Dealing With Distraction
“I’m just sitting there, minding my own business, when PING, PING, PING, these things just come at me from all directions! Sounds, thoughts, emotions, even feelings in my body. One distraction after another and it’s NOT comfortable. I don’t like it and I’m wondering if this is how it’s supposed to be.”
“I keep finding myself sitting down to meditate with good intentions, and then I hear music from my neighbor’s apartment, or my cell phone vibrating, or my leg starts hurting, and I can’t really meditate because of all these distractions. I think I need to find a quieter place to practice or somehow shut out all these sounds and thoughts so I can actually focus on my breath.”
I have an issue with the word “distractions” when it comes to meditation, and you probably ought to know I have issues with a lot of words. “Try” and “success” and “acceptance” are just a few, but they are probably topics for another post someday. Pardon me while I come back from that distraction to make a bold (and possibly provocative) statement: Nothing is a distraction in the practice of mindfulness.
See, I told you it was provocative. Perhaps you disagree. Perhaps you are already questioning the time you have spent in reading this up to this point. Perhaps you have already moved on and you aren’t even reading this post anymore and I’m writing to the empty cyberspace that you recently inhabited to read this blog. That’s OK. I’m willing to patiently stay on task and true to my intention, even with your abrupt departure.
And that’s my point.
When I say that nothing is a distraction in the practice of mindfulness, what I mean is that no thing (and this could be a sound, a thought, a sensation, a smell, whatever) is inherently a distraction in and of itself. These are simply phenomena that might arise while you are practicing meditation. Much like any experience that arises while meditating, it may arrive unbidden, unanticipated and unannounced. But it still has no power within it to become a distraction. It just is what it is.
So where does the possibility of distraction arise? Well, here’s where you come in, my friend. When that annoying sound that your roommate makes when she butters her toast becomes your own momentary, yet all-consuming personal obsession, you have made toast-buttering into a distraction. When you chase after the tingling in your right knee with an inner struggle about how to make it stop before amputation is necessary, you have left your breath and entered the distraction zone. Or maybe you are contemplating the lunch date you have planned with Dustin and where that rendezvous might lead, and awareness of sitting is somewhere in the background. You get the picture, you know the stories that can unfold in the blink of an eye or a tick of the (noisy) clock on the wall.
The point is, that we know that the universe (in the form of roommates, bodies, brains and the occasional lonely kitty) will regularly serve up a whole host of items worthy of (and begging for) your attention. But the awesome power of the practice of mindfulness is that we can begin to develop a different relationship with these co-dependent attention suckers. We can slowly, over time and practice, simply note their arising in our field of awareness and remain steady with our attention upon the breath or whatever we intended to attend to. Let them come and go, tap us on the figurative shoulder and whisper “can you come out and play today?” All that we need do is gently acknowledge their presence and calmly continue to practice. It is only when we invest our energy (in the form of attention, thinking, analysis, struggle, etc.) in these phenomena that they become distractions.

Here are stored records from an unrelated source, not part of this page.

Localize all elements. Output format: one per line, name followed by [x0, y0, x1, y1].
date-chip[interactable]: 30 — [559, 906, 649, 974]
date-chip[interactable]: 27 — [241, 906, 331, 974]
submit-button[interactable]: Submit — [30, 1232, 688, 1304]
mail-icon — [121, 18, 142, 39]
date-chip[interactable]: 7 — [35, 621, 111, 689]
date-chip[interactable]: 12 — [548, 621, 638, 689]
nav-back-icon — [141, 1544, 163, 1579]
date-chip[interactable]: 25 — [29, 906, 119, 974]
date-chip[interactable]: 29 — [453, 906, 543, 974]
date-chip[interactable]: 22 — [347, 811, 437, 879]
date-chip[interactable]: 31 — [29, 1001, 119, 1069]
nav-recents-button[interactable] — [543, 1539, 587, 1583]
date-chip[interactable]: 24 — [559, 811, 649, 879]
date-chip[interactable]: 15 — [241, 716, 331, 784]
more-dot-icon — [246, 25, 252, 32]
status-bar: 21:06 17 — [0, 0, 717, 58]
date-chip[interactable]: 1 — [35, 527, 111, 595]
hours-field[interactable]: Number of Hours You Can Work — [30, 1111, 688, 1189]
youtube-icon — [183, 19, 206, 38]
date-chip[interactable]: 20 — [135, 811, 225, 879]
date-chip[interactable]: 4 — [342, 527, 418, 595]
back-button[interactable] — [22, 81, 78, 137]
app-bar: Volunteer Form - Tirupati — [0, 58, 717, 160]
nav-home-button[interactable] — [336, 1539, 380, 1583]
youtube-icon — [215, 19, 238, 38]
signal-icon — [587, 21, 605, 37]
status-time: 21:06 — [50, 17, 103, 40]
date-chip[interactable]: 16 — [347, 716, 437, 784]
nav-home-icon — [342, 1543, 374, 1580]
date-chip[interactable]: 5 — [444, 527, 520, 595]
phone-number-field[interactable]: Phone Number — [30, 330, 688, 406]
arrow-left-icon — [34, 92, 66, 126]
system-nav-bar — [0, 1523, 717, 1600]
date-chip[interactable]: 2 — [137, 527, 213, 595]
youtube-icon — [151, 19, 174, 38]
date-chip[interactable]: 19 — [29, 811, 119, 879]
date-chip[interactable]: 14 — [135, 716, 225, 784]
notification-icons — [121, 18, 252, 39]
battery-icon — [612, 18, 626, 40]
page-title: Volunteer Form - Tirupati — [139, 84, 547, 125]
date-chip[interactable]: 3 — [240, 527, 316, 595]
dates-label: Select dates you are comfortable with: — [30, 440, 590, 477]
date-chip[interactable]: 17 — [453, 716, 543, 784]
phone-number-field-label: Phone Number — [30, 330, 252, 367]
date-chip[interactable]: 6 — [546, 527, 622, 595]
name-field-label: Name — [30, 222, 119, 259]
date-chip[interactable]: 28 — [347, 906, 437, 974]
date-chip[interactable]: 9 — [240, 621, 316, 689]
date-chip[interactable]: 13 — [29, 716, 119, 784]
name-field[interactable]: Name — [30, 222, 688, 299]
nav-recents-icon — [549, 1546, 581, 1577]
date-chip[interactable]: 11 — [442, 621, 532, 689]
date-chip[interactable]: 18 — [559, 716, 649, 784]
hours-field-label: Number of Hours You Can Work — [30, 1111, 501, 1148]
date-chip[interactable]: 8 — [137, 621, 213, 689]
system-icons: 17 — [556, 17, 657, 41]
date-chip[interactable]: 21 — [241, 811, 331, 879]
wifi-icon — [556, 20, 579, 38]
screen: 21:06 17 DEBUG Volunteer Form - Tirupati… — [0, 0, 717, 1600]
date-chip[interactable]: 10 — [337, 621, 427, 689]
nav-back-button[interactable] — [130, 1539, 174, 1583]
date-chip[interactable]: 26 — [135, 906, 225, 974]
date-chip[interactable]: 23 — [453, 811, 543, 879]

But don’t take my word for it. Try it out. The next time you engage in the formal practice of mindfulness, see if you can take this stance of “No Distractions” for some period of time and observe what happens when things arise. And you know they will. After all, even when we are feeling some degree of success (there’s another of those words!) at keeping our attention on the breath, other stuff is arising right? The hum of traffic outside the window, the touch of clothing on the skin, the random memory of Aunt Peg’s famous tuna salad. It all flows by and sometimes we aren’t distracted by it. There is an awareness that it’s present, but we can stay on task too. We allow its presence without the need to engage with it.
See what happens when you try this more gentle allowing of “distractions” and please report back what you notice. We would love to hear how you found this reframing of distraction. (And send the recipe for the tuna salad if you think it’s worth a taste.)